No era como esos días donde parece que va a llover y luego no. No. Ese día llovía de verdad. Llovía como si el cielo también estuviera triste. Como si supiera lo que había pasado.
Yo no entendía todo. Pero sí entendía el silencio. La forma en la que todos se movían lento. Como si cada paso pesara más que el anterior.
Estábamos todos vestidos de negro. Incluso yo tenía un vestidito oscuro que no me gustaba nada. No tenía flores ni moños. Solo era gris. Como el día.
El funeral fue pequeño. Más pequeño de lo que pensé que sería.
Solo vinieron los vecinos de al lado, la señora que cuidaba el jardín, y el señor Luis, que siempre traía pan los domingos. Nadie más. Ni tíos. Ni primos. Nadie. Mamá siempre decía que la familia no siempre está en la sangre, sino en el corazón. Pero ese día... se sintió como si estuviéramos solos en el mundo.
Mis hermanos se veían diferentes. Como si hubieran crecido de un día para otro. Axel sostenía mi mano con fuerza. Alan tenía la mirada perdida. Benjamín no hablaba, solo observaba el suelo. Valentín lloraba bajito, abrazando a uno de los peluches que mamá le había dado hace años.
Había flores blancas. Muchas. Pero no olían como las de la casa. Olían a hospital, a despedida. A final.

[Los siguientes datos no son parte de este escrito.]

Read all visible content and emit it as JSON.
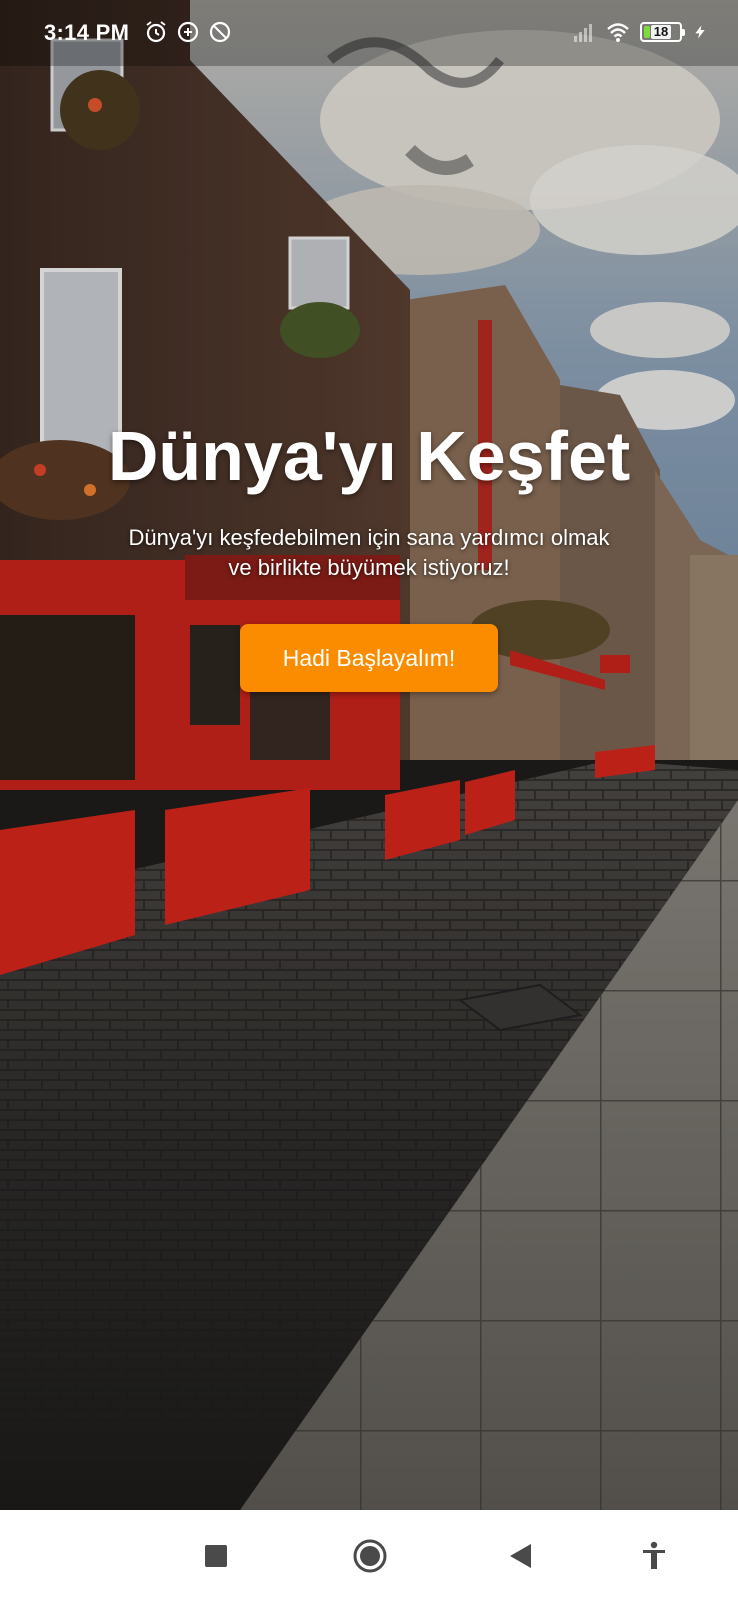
{
  "status_bar": {
    "time": "3:14 PM",
    "left_icons": [
      "alarm-icon",
      "data-saver-icon",
      "do-not-disturb-icon"
    ],
    "right_icons": [
      "signal-icon",
      "wifi-icon",
      "battery-icon",
      "charging-icon"
    ],
    "battery_level": "18"
  },
  "hero": {
    "title": "Dünya'yı Keşfet",
    "subtitle_line1": "Dünya'yı keşfedebilmen için sana yardımcı olmak",
    "subtitle_line2": "ve birlikte büyümek istiyoruz!",
    "cta_label": "Hadi Başlayalım!"
  },
  "colors": {
    "cta": "#fb8c00",
    "storefront_red": "#d9261c",
    "nav_background": "#ffffff"
  },
  "navigation_bar": {
    "buttons": [
      "recents-square-icon",
      "home-circle-icon",
      "back-triangle-icon",
      "accessibility-icon"
    ]
  }
}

No entendía por qué ponían fotos de mamá y papá en marcos tan grandes. Ni por qué todos hablaban en voz baja. Solo sabía que mamá ya no iba a despertarme con besos, y papá ya no iba a lanzarme al aire en la sala mientras reía fuerte.
Después del funeral, regresamos a casa. La lluvia seguía cayendo.
Nadie habló en la cena. Ni siquiera Valentín. Solo se escuchaban los platos y el reloj del comedor.
Esa noche dormí en la cama grande. La de mis papás. No quería estar sola. Axel se quedó conmigo. Me abrazó toda la noche. Y aunque no lloró frente a mí, sentí sus lágrimas en mi cabello.
Los días que siguieron fueron raros.
Los muebles seguían en su lugar. Los juguetes también. Pero la casa... ya no sonaba igual.
Las risas se escondieron. Las canciones se apagaron. Y el sol… el sol parecía entrar con menos ganas por las ventanas.
Mis hermanos mayores comenzaron a hacer cosas de adultos. Axel cocinaba el desayuno, Alan ayudaba a Benja con sus tareas, y entre los tres, cuidaban a Valentín y a mí.
Un día, los escuché hablar en la cocina.
“¿Estás seguro de que dejar la universidad es lo correcto?” preguntó Alan.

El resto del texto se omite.